Nouveau coup de théâtre chez Econocom. Redevenu en novembre le PDG d’Econocom à la place de… Robert Bouchard, son fils, qui a aussitôt quitté l'entreprise, Jean-Louis Bouchard, 76 ans, a immédiatement initié un plan de réorganisation de grande ampleur. Le fondateur de l’intégrateur IT belge a annoncé mi-décembre aux syndicats son projet de scinder Econocom-Osiatis France (E-OF) en deux nouvelles sociétés dès 2019.

 

Selon la CGT, le projet donnerait naissance à, d’un côté, IMS & CTSA, entité qui regrouperait les 3968 salariés d’Econocom-Osiatis France avec les fonctions support transverses d’Econocom Infogérance Système, et de l’autre Econocom Business Continuité, laquelle contiendrait les activités et 428 salariés d’Econocom ICS.

 

Vers une vente par appartements dès le printemps 2019 ?

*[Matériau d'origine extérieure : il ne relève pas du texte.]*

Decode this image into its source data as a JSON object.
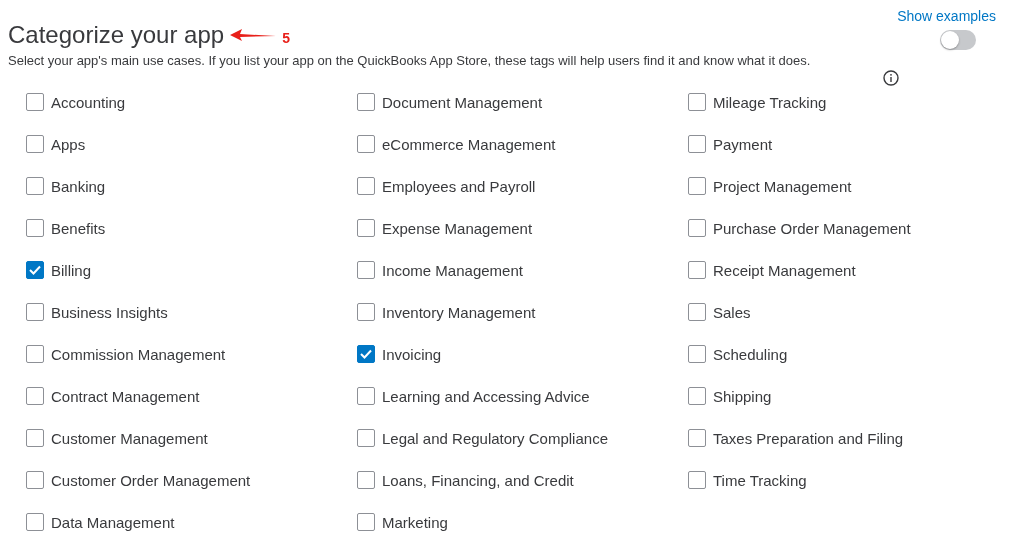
{
  "header": {
    "title": "Categorize your app",
    "annotation": {
      "label": "5"
    },
    "show_examples": {
      "label": "Show examples",
      "on": false
    },
    "description": "Select your app's main use cases. If you list your app on the QuickBooks App Store, these tags will help users find it and know what it does."
  },
  "columns": [
    [
      {
        "label": "Accounting",
        "checked": false
      },
      {
        "label": "Apps",
        "checked": false
      },
      {
        "label": "Banking",
        "checked": false
      },
      {
        "label": "Benefits",
        "checked": false
      },
      {
        "label": "Billing",
        "checked": true
      },
      {
        "label": "Business Insights",
        "checked": false
      },
      {
        "label": "Commission Management",
        "checked": false
      },
      {
        "label": "Contract Management",
        "checked": false
      },
      {
        "label": "Customer Management",
        "checked": false
      },
      {
        "label": "Customer Order Management",
        "checked": false
      },
      {
        "label": "Data Management",
        "checked": false
      }
    ],
    [
      {
        "label": "Document Management",
        "checked": false
      },
      {
        "label": "eCommerce Management",
        "checked": false
      },
      {
        "label": "Employees and Payroll",
        "checked": false
      },
      {
        "label": "Expense Management",
        "checked": false
      },
      {
        "label": "Income Management",
        "checked": false
      },
      {
        "label": "Inventory Management",
        "checked": false
      },
      {
        "label": "Invoicing",
        "checked": true
      },
      {
        "label": "Learning and Accessing Advice",
        "checked": false
      },
      {
        "label": "Legal and Regulatory Compliance",
        "checked": false
      },
      {
        "label": "Loans, Financing, and Credit",
        "checked": false
      },
      {
        "label": "Marketing",
        "checked": false
      }
    ],
    [
      {
        "label": "Mileage Tracking",
        "checked": false
      },
      {
        "label": "Payment",
        "checked": false
      },
      {
        "label": "Project Management",
        "checked": false
      },
      {
        "label": "Purchase Order Management",
        "checked": false
      },
      {
        "label": "Receipt Management",
        "checked": false
      },
      {
        "label": "Sales",
        "checked": false
      },
      {
        "label": "Scheduling",
        "checked": false
      },
      {
        "label": "Shipping",
        "checked": false
      },
      {
        "label": "Taxes Preparation and Filing",
        "checked": false
      },
      {
        "label": "Time Tracking",
        "checked": false
      }
    ]
  ]
}
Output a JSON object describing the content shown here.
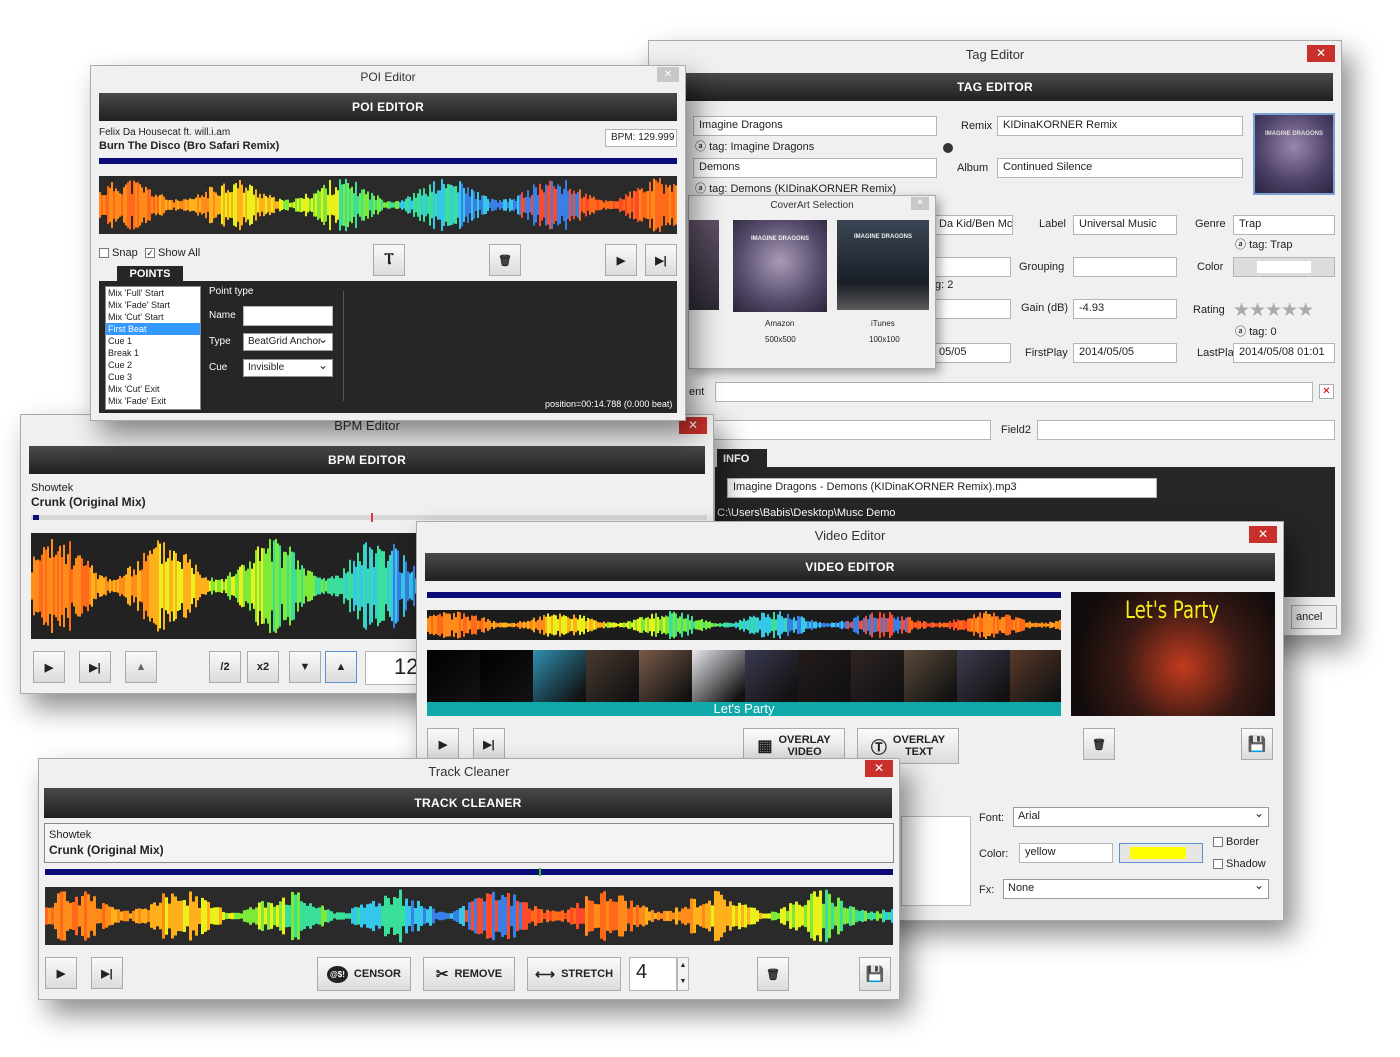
{
  "tag": {
    "title": "Tag Editor",
    "header": "TAG EDITOR",
    "artist": "Imagine Dragons",
    "artist_tag": "tag: Imagine Dragons",
    "title_field": "Demons",
    "title_tag": "tag: Demons (KIDinaKORNER Remix)",
    "remix_label": "Remix",
    "remix": "KIDinaKORNER Remix",
    "album_label": "Album",
    "album": "Continued Silence",
    "composer": "Da Kid/Ben Mck",
    "label_label": "Label",
    "label": "Universal Music",
    "genre_label": "Genre",
    "genre": "Trap",
    "genre_tag": "tag: Trap",
    "grouping_label": "Grouping",
    "color_label": "Color",
    "gain_label": "Gain (dB)",
    "gain": "-4.93",
    "rating_label": "Rating",
    "rating_tag": "tag: 0",
    "rating_stars": 0,
    "tag_two": "g: 2",
    "date_partial": "05/05",
    "firstplay_label": "FirstPlay",
    "firstplay": "2014/05/05",
    "lastplay_label": "LastPlay",
    "lastplay": "2014/05/08 01:01",
    "comment_partial": "ent",
    "field2_label": "Field2",
    "info_tab": "INFO",
    "filename": "Imagine Dragons - Demons (KIDinaKORNER Remix).mp3",
    "path": "C:\\Users\\Babis\\Desktop\\Musc Demo",
    "cancel": "ancel"
  },
  "coverart": {
    "title": "CoverArt Selection",
    "art_text": "IMAGINE DRAGONS",
    "items": [
      {
        "source": "Amazon",
        "size": "500x500"
      },
      {
        "source": "iTunes",
        "size": "100x100"
      }
    ]
  },
  "poi": {
    "title": "POI Editor",
    "header": "POI EDITOR",
    "artist": "Felix Da Housecat ft. will.i.am",
    "track": "Burn The Disco (Bro Safari Remix)",
    "bpm": "BPM: 129.999",
    "snap": "Snap",
    "show_all": "Show All",
    "points_tab": "POINTS",
    "points": [
      "Mix 'Full' Start",
      "Mix 'Fade' Start",
      "Mix 'Cut' Start",
      "First Beat",
      "Cue 1",
      "Break 1",
      "Cue 2",
      "Cue 3",
      "Mix 'Cut' Exit",
      "Mix 'Fade' Exit"
    ],
    "selected_point": "First Beat",
    "point_type_label": "Point type",
    "name_label": "Name",
    "type_label": "Type",
    "type_value": "BeatGrid Anchor",
    "cue_label": "Cue",
    "cue_value": "Invisible",
    "position": "position=00:14.788 (0.000 beat)"
  },
  "bpm": {
    "title": "BPM Editor",
    "header": "BPM EDITOR",
    "artist": "Showtek",
    "track": "Crunk (Original Mix)",
    "half": "/2",
    "double": "x2",
    "value": "12"
  },
  "video": {
    "title": "Video Editor",
    "header": "VIDEO EDITOR",
    "strip_text": "Let's Party",
    "preview_text": "Let's Party",
    "overlay_video_1": "OVERLAY",
    "overlay_video_2": "VIDEO",
    "overlay_text_1": "OVERLAY",
    "overlay_text_2": "TEXT",
    "font_label": "Font:",
    "font": "Arial",
    "color_label": "Color:",
    "color": "yellow",
    "color_swatch": "#ffff00",
    "border": "Border",
    "shadow": "Shadow",
    "fx_label": "Fx:",
    "fx": "None"
  },
  "cleaner": {
    "title": "Track Cleaner",
    "header": "TRACK CLEANER",
    "artist": "Showtek",
    "track": "Crunk (Original Mix)",
    "censor": "CENSOR",
    "censor_icon_text": "@$!",
    "remove": "REMOVE",
    "stretch": "STRETCH",
    "value": "4"
  }
}
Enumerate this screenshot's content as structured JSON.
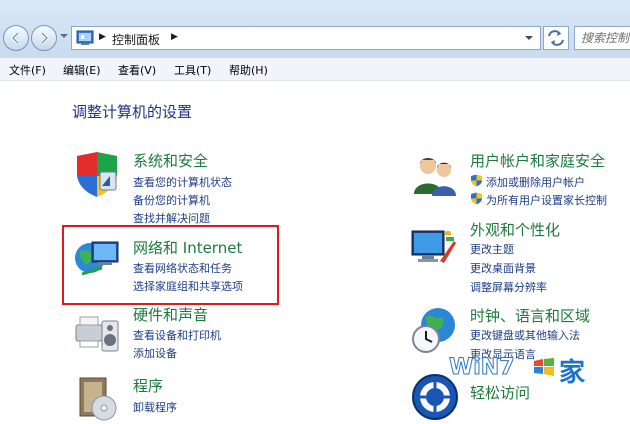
{
  "address_bar": {
    "breadcrumb": "控制面板",
    "search_placeholder": "搜索控制面"
  },
  "menubar": {
    "items": [
      "文件(F)",
      "编辑(E)",
      "查看(V)",
      "工具(T)",
      "帮助(H)"
    ]
  },
  "page": {
    "title": "调整计算机的设置"
  },
  "categories": [
    {
      "title": "系统和安全",
      "links": [
        "查看您的计算机状态",
        "备份您的计算机",
        "查找并解决问题"
      ],
      "icon": "system-security-icon"
    },
    {
      "title": "网络和 Internet",
      "links": [
        "查看网络状态和任务",
        "选择家庭组和共享选项"
      ],
      "icon": "network-internet-icon",
      "highlighted": true
    },
    {
      "title": "硬件和声音",
      "links": [
        "查看设备和打印机",
        "添加设备"
      ],
      "icon": "hardware-sound-icon"
    },
    {
      "title": "程序",
      "links": [
        "卸载程序"
      ],
      "icon": "programs-icon"
    },
    {
      "title": "用户帐户和家庭安全",
      "links": [
        "添加或删除用户帐户",
        "为所有用户设置家长控制"
      ],
      "icon": "user-accounts-icon",
      "shielded_links": true
    },
    {
      "title": "外观和个性化",
      "links": [
        "更改主题",
        "更改桌面背景",
        "调整屏幕分辨率"
      ],
      "icon": "appearance-icon"
    },
    {
      "title": "时钟、语言和区域",
      "links": [
        "更改键盘或其他输入法",
        "更改显示语言"
      ],
      "icon": "clock-region-icon"
    },
    {
      "title": "轻松访问",
      "links": [],
      "icon": "ease-of-access-icon"
    }
  ],
  "watermark": {
    "text": "WiN7",
    "char": "家"
  },
  "colors": {
    "title_blue": "#1e3287",
    "category_green": "#1d7a3d",
    "link_blue": "#1c3e86",
    "highlight_red": "#e0191d"
  }
}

Les délégués syndicaux ont interrogé la direction d’Econocom quant au risque de « vente des activités par appartements. « Pour le moment, la Direction assure qu’il ne s’agit pas là de son intention mais que son projet voit son origine dans une volonté d’améliorer sa visibilité sur le marché… », leur a-t-on répondu.

 

Econocom a communiqué un calendrier d’actions

La direction d’Econocom a quand même communiqué aux représentants du personnel un calendrier prévisionnel concernant le déroulement :

 

    Février 2019 : détermination des valeurs d’apports des 2 activités et préparation de leurs bilans 2018 ;

    Mars 2019 : rédaction du traité de scission ;

    Avril 2019 : Approbations par l’assemblée générale d’Econocom Osiatis France de l’opération et dépôt du traité de scission réalisable 45 jours plus tard ;

    Econocom-Osiatis France disparaitrait ensuite dès juin 2019.

 

Une stratégie mise en œuvre dès le retour aux manettes de Jean-Louis Bouchard

Cette scission est-elle un aveu d’échec d’Econocom. L’intégrateur IT belge est-il parvenu à créer suffisamment de synergies entre ses nombreuses acquisitions ? Nos confrères de ChannelNews citent dans un article Jean-Louis Bouchard qui déclare en novembre à L’Echo son projet de se séparer de « certaines acquisitions qui valent à présent assez cher ». En outre, dans un communiqué du 5 novembre 2018, le PDG d'Econocom avait également déclaré : « mes priorités sont simples et claires : être au rendez-vous de nos objectifs de fin d'année 2018 et préparer une nouvelle phase de développement du groupe. »

 

Faute de trouver en son fils un successeur, Jean-Louis Bouchard a-t-il décidé tout simplement de vendre des activités service afin de faciliter la transmission d’Econocom ? Nous le saurons rapidement. Quoi qu’il en soit, le départ surprise de Robert Bouchard et la brutale chute de l’action Econocom en bourse dès cet été, due notamment aux incertitudes liées à l’atteinte de ses objectifs 2018 et 2019, a obligé l’intégrateur IT belge à réagir vite pour rassurer les marchés et ses fournisseurs. La France est tout de même sa principale filiale en Europe.

 

Pour 2018, Econocom annonce un chiffre d’affaires de 2.89 milliards d’euros pour un résultat net de 45 M€ et une dette de 317 M€. Les quelques 10 000 collaborateurs d’Econocom sont présents dans 19 pays.